Shepard's play is a rewrite of David Miller's 1962 western Lonely Are the Brave, which sees ex-con cowboy Kirk Douglas finding that the horse is no match for sheriff Walter Matthau's Jeep and helicopters. Heavy-drinking thief Lee is pitted against younger brother Austin, the embodiment of the American dream with his wife, kids, Ivy League education and successful career as a screenwriter. On the verge of his big break, Austin is house-sitting his mother's home in LA when Lee rolls up out of the desert like a bad mirage. Soon the pretty house is trashed and the brothers stage their own version of Gunfight at the OK Corral.
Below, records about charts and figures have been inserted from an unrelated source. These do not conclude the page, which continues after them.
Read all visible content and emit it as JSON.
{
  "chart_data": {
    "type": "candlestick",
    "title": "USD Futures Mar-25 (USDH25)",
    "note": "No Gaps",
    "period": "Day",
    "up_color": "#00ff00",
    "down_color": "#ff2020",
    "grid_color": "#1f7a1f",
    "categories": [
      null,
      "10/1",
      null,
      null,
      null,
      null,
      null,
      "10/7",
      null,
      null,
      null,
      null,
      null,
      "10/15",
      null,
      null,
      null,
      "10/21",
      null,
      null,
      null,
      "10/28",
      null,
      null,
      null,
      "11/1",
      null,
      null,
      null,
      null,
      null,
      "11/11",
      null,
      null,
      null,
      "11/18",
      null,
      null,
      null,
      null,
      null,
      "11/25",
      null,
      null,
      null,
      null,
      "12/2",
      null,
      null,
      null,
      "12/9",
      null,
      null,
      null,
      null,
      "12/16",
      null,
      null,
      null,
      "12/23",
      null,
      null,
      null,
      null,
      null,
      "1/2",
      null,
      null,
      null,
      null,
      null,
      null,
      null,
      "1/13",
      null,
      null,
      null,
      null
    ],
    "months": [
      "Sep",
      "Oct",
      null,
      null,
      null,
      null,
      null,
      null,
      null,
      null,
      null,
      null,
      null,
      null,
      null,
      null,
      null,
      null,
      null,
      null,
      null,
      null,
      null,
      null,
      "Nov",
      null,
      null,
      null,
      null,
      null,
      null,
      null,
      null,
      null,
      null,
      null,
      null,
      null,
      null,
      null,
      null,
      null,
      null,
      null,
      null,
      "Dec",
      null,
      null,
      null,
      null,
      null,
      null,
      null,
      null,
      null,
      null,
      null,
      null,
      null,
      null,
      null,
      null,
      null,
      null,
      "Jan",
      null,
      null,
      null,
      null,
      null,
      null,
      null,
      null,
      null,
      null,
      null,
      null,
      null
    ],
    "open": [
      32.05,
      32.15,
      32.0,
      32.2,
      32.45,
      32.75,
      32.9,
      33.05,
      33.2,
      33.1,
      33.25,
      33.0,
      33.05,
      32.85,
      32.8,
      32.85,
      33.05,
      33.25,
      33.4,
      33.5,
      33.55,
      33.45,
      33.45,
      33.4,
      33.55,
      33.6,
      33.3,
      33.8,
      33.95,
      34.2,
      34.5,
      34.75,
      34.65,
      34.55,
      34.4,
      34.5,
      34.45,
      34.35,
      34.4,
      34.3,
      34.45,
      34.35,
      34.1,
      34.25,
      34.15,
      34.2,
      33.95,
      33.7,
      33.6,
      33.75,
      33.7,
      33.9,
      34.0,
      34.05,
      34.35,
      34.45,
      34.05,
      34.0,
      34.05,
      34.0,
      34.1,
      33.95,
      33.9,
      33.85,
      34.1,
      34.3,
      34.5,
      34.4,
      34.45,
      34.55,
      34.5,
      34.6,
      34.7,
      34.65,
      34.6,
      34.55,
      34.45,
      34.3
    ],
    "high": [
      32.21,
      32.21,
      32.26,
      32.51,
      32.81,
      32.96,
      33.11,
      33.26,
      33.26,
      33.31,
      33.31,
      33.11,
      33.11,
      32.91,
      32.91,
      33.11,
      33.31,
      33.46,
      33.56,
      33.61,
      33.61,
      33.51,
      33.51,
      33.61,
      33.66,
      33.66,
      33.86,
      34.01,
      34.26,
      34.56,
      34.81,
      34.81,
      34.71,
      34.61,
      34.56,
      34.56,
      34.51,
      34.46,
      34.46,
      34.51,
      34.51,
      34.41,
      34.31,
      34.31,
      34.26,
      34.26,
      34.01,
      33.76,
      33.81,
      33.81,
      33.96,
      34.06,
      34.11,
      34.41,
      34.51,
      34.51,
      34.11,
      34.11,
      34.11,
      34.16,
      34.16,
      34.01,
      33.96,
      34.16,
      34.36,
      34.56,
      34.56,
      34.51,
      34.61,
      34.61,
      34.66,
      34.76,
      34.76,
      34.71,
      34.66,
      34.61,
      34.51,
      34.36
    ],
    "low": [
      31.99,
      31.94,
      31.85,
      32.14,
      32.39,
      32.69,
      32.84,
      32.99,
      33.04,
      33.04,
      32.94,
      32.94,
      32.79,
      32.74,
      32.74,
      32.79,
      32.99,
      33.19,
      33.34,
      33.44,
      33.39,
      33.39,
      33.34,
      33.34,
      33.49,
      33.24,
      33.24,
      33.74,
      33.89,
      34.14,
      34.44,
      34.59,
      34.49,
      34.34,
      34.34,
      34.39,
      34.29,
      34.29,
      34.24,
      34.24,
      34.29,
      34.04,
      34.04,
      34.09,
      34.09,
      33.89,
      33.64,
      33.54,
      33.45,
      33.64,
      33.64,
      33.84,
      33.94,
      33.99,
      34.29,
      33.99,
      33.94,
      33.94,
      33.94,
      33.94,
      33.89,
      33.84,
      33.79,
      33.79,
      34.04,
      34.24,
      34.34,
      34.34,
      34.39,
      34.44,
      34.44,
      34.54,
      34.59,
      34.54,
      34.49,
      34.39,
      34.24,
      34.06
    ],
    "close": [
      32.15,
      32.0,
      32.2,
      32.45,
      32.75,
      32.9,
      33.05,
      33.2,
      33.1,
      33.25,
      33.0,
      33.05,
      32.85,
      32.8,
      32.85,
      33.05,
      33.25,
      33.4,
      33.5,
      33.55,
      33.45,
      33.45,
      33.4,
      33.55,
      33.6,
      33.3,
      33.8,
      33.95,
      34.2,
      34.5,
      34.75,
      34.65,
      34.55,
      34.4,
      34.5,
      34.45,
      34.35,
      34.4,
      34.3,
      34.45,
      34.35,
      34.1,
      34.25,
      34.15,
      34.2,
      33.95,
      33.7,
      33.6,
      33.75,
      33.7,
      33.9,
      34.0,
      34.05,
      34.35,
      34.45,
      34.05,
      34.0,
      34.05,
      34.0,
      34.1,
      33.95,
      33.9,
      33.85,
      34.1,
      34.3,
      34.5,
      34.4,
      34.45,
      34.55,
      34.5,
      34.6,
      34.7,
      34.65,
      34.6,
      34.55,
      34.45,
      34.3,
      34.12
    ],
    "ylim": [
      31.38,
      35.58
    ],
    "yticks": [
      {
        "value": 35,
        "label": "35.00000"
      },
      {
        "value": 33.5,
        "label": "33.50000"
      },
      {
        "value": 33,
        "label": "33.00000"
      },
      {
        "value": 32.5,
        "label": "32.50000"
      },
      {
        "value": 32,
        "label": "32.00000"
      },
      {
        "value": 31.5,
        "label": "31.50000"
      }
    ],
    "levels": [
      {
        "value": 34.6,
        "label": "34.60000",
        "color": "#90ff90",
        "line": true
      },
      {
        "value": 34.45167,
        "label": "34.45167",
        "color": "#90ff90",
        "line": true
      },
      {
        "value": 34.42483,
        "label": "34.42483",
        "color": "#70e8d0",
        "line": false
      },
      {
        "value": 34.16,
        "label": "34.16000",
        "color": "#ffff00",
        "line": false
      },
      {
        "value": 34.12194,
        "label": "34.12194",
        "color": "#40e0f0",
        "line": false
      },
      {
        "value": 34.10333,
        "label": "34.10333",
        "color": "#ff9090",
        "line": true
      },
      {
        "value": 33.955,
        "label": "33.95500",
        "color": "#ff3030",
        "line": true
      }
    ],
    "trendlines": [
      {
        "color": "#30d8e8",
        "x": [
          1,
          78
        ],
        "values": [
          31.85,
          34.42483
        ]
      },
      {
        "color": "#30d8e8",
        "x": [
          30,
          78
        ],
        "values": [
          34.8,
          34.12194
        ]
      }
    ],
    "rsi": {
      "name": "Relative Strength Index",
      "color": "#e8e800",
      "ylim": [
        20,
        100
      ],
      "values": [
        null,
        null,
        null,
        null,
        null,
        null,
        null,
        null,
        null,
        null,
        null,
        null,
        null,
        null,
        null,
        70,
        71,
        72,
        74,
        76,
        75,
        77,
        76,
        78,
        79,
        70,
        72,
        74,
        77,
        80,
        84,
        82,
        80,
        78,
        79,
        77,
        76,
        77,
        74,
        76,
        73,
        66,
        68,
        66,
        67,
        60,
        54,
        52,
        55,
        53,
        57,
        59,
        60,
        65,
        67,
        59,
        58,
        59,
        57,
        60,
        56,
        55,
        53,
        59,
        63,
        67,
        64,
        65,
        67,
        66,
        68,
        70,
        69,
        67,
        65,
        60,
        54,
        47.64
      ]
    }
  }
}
At stake here are two visions of the American male: the antisocial outlaw, hungry but free as he rides off into the sunset and towards a future of no teeth and cirrhosis of the liver; and the prosperous, technology-dependent all-American man peddling stories for the Hollywood dream factory. Neither is very attractive, and the central image is of two men lost in a vast prairie as they endlessly chase each other.
Phil Daniels as Lee and Andrew Tiernan as Austin are both dynamite, and this is a powerful indictment of what it takes to be a man in the land where the myth has turned sour.